Smiling in the Sun

Smiling in the Sun lesson plan

Sun science is the focus as you explore the Earth's rotation and revolution, the seasons, and night and day.

  • 1.

    Explore the concept of the Earth's rotation. With a partner, one of you holds a flashlight (the sun) and the other slowly rotates a large ball (Earth) with a small sticker on it. Figure out whether it is day or night where the sticker is, based on the position of the sun in relationship to Earth.

  • 2.

    Draw a 24-hour time line on roll paper with Crayola® Markers. For each hour, decide whether it is day or night where you live, and what you might be doing as the day goes on in summer and then in winter. How does the season affect whether it is light or dark during certain hours?

  • 3.

    Choose a time of day and a season. Paint yourself at your chosen time of day in the appropriate clothing and activity for the season on white paper. Where will the sun (or moon) be in your painting? Use Crayola® Washable Paint and paint brushes on paper plates to blend colors. Mix small amounts of paint on paper plates.

  • 4.

    Display your paintings in 24-hour order in a hallway gallery. Share observations about your paintings and subjects with visitors.
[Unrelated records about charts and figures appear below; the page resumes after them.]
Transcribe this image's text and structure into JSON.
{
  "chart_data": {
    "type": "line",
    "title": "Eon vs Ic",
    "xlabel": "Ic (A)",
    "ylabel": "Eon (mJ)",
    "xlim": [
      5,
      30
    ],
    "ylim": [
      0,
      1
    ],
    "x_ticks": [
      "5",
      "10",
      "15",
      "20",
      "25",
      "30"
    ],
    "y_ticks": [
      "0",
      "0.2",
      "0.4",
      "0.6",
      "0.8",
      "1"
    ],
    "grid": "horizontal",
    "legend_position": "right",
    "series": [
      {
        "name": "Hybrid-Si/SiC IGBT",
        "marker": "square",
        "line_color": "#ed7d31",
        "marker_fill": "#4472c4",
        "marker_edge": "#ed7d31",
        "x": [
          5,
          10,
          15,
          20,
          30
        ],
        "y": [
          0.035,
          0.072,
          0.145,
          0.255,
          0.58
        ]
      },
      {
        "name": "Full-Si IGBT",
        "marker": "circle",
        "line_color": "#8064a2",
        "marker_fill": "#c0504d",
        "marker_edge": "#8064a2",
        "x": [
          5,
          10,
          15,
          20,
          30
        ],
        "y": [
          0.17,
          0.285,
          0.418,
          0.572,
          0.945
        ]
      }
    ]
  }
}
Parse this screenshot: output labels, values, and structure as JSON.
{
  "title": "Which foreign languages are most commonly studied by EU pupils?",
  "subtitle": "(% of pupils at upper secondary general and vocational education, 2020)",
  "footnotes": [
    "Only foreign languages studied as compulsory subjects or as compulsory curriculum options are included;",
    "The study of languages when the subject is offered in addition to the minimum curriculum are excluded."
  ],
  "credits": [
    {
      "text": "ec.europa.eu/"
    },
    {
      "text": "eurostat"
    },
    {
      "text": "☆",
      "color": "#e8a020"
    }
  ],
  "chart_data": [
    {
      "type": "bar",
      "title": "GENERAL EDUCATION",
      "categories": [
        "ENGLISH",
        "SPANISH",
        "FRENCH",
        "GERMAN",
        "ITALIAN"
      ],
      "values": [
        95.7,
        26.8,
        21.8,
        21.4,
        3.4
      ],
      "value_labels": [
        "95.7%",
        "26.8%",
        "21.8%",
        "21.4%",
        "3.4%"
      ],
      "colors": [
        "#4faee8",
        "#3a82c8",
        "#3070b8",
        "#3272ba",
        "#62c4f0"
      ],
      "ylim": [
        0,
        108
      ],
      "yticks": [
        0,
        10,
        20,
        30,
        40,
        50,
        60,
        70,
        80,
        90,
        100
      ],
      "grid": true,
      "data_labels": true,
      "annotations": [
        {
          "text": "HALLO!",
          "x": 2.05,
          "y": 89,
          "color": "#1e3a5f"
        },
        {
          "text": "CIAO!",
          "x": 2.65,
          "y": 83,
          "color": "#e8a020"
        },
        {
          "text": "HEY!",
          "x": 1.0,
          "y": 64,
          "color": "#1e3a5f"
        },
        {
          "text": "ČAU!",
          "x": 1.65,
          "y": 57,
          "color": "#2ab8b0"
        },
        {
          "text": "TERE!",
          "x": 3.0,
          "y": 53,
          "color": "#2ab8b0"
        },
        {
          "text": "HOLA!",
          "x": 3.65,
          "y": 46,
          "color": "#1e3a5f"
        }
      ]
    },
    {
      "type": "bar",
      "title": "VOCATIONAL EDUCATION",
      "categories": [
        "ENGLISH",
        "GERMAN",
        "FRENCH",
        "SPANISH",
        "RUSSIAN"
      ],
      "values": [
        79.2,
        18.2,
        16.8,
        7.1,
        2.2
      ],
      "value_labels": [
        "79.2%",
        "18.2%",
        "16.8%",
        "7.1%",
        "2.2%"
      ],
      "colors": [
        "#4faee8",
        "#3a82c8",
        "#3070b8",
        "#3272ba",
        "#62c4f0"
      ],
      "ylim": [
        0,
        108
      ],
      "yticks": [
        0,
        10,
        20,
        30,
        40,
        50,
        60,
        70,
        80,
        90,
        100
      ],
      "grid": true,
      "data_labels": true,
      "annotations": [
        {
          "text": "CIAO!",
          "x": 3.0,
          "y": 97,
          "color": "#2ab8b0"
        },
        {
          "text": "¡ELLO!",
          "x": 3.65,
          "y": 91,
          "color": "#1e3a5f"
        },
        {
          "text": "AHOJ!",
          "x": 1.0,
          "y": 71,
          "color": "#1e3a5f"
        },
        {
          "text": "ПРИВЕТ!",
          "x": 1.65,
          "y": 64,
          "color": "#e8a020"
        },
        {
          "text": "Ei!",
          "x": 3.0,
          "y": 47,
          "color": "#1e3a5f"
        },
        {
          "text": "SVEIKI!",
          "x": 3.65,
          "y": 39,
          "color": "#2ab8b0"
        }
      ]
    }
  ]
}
  • Students explore the relative positions of the sun and Earth, and how this affects changes from night to day at any point on Earth.
  • Children show their recognition of patterns in times and seasons through visual representation.
  • Children create a gallery display to show their knowledge that sunrise and sunset are due to the Earth's rotation every 24 hours.


  • Maintain a chart of daylight hours during the school year. How much is the variation each day? Each week? When are the shortest and longest days? What are they called?
  • Expand the topic to weather patterns. Add paintings of various types of weather, clippings of weather reports and pictures, and cards with weather words to your gallery.
  • Create a calendar with drawings of weather observed for a month. Use the calendar to informally assess each child's understanding of yearly weather patterns.